Так рождалась легенда. Легенда Иды. «Таинственная особа и гениальная артистка, и к тому же несметно богата. В то же время отличается удивительными даже единственными странностями — готова идти для достижения намеченной художественной цели до крайних пределов дозволенности и даже приличия, вплоть до того, чтобы публично раздеться догола. При этом она бесподобно красива и удивительно одарена во всех смыслах», — писал в своих воспоминаниях А. Бенуа.
До этого времени увлечение театром не беспокоило родственников Иды — любительские спектакли, очень мило. Но стать настоящей актрисой? Да это почти то же самое, что куртизанкой! В их кругу такое считалось абсолютно недопустимо. Нужно что-то делать. И тут родственникам повезло — Ида приехала в Париж и остановилась в доме доктора Левинсона, одного из членов их многочисленного семейства, — у Рубинштейнов родственники были разбросаны по всему свету. И вот сей почтенный парижский врач, спасая честь семьи, объявил Иду сумасшедшей и засадил в больницу для душевнобольных. Правда, вышла она оттуда довольно скоро — через месяц; вернувшись в Петербург, Ида поняла, что нужно срочно освобождаться от опеки родственников. Сделать это можно, только выйдя замуж, — другого пути она не видела. И она так и поступила. Ее мужем стал двоюродный брат Владимир Горовиц. Была свадьба, свадебное путешествие, а потом брак естественным образом распался — Ида не любила Горовца, а лишь использовала, чтобы получить желанную свободу. Ну вот она ее и получила — была свободна и к тому же богата.

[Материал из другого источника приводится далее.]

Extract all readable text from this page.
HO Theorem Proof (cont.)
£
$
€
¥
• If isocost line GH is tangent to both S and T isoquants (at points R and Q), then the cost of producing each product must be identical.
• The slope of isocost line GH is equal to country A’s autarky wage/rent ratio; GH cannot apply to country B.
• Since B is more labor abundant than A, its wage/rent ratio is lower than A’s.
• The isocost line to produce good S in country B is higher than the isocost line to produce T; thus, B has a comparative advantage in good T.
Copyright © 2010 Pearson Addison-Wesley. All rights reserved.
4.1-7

Конец 1910-х годов в Париже шел под знаком триумфальных Русских сезонов. Известному в артистических кругах Петербурга антрепренеру Сергею Павловичу Дягилеву, недавнему вождю объединения «Мир искусства», пришла, как вначале казалось, абсолютно фантастическая мысль — показать Европе все, что есть самого выдающегося в русском искусстве. В 1906 году он убедил своих парижских знакомых пригласить русских художников выставиться на Осеннем Салоне, главной выставке Парижа. На «Русской художественной выставке» парижанам было продемонстрировано собрание икон и живописи XVIII–XIX века, а также мирискуссников. Оформление Салона, выполненное любимцем Дягилева Львом Бакстом, было просто, изысканно и великолепно передавало атмосферу русской столицы. Выставка имела большой успех, который вдохновил Дягилева на дальнейшие свершения. В 1907 году он организовал в Париже пять концертов русской музыки и поставил «Бориса Годунова» с Шаляпиным в главной роли. Публика была в восторге! А потом пришла очередь балетов — сначала «Павильон Артемиды», а затем «Клеопатра», имевшая оглушительный успех. Оформлял балеты Бакст, а главные партии танцевала Ида Рубинштейн.

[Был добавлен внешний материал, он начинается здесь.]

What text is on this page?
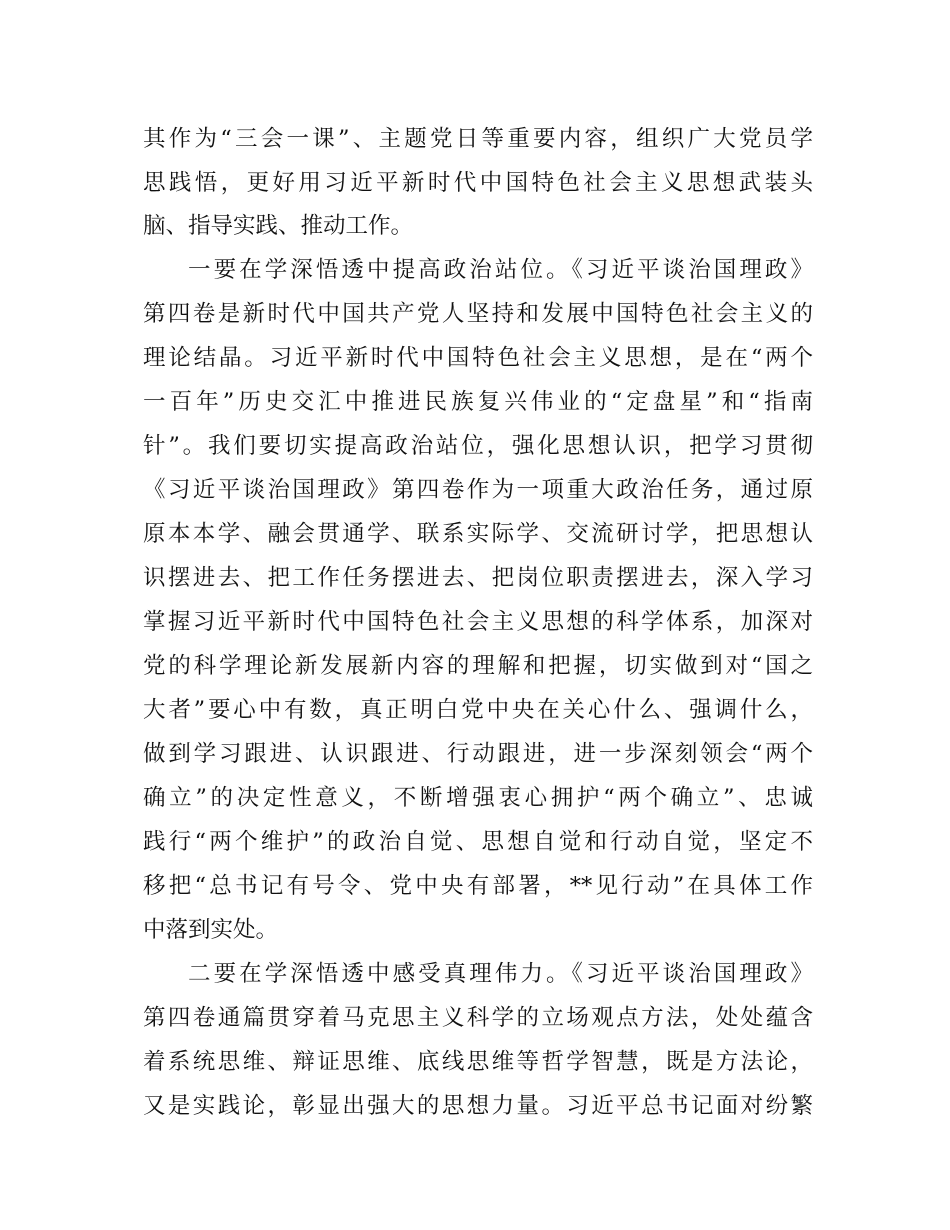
其作为“三会一课”、主题党日等重要内容，组织广大党员学
思践悟，更好用习近平新时代中国特色社会主义思想武装头
脑、指导实践、推动工作。
一要在学深悟透中提高政治站位。《习近平谈治国理政》
第四卷是新时代中国共产党人坚持和发展中国特色社会主义的
理论结晶。习近平新时代中国特色社会主义思想，是在“两个
一百年”历史交汇中推进民族复兴伟业的“定盘星”和“指南
针”。我们要切实提高政治站位，强化思想认识，把学习贯彻
《习近平谈治国理政》第四卷作为一项重大政治任务，通过原
原本本学、融会贯通学、联系实际学、交流研讨学，把思想认
识摆进去、把工作任务摆进去、把岗位职责摆进去，深入学习
掌握习近平新时代中国特色社会主义思想的科学体系，加深对
党的科学理论新发展新内容的理解和把握，切实做到对“国之
大者”要心中有数，真正明白党中央在关心什么、强调什么，
做到学习跟进、认识跟进、行动跟进，进一步深刻领会“两个
确立”的决定性意义，不断增强衷心拥护“两个确立”、忠诚
践行“两个维护”的政治自觉、思想自觉和行动自觉，坚定不
移把“总书记有号令、党中央有部署，**见行动”在具体工作
中落到实处。
二要在学深悟透中感受真理伟力。《习近平谈治国理政》
第四卷通篇贯穿着马克思主义科学的立场观点方法，处处蕴含
着系统思维、辩证思维、底线思维等哲学智慧，既是方法论，
又是实践论，彰显出强大的思想力量。习近平总书记面对纷繁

Успехом «Клеопатра» была во многом обязана декорациям Бакста: он словно возродил на сцене Древний Египет — на ярко-голубом небесном фоне огромные колонны и скульптуры словно излучали африканский зной, и зноем же веяло от томных египетских красавиц, за ночь с которыми их пылкие обожатели готовы были отдать жизнь. И наступал момент, когда на сцене появлялась она, Ида-Клеопатра. Ее выносили на носилках, извлекали из них нечто, похожее на мумию, завернутое в полотно. Мумию ставили на котурны, начинали разматывать покрывала, и перед зрителями появлялась Ида, полуобнаженная, высокая, с волосами, покрытыми голубой пудрой. А потом царица предавалась любви на глазах изумленной публики, и лишь в самый последний момент услужливые служанки закрывали любовников занавесками.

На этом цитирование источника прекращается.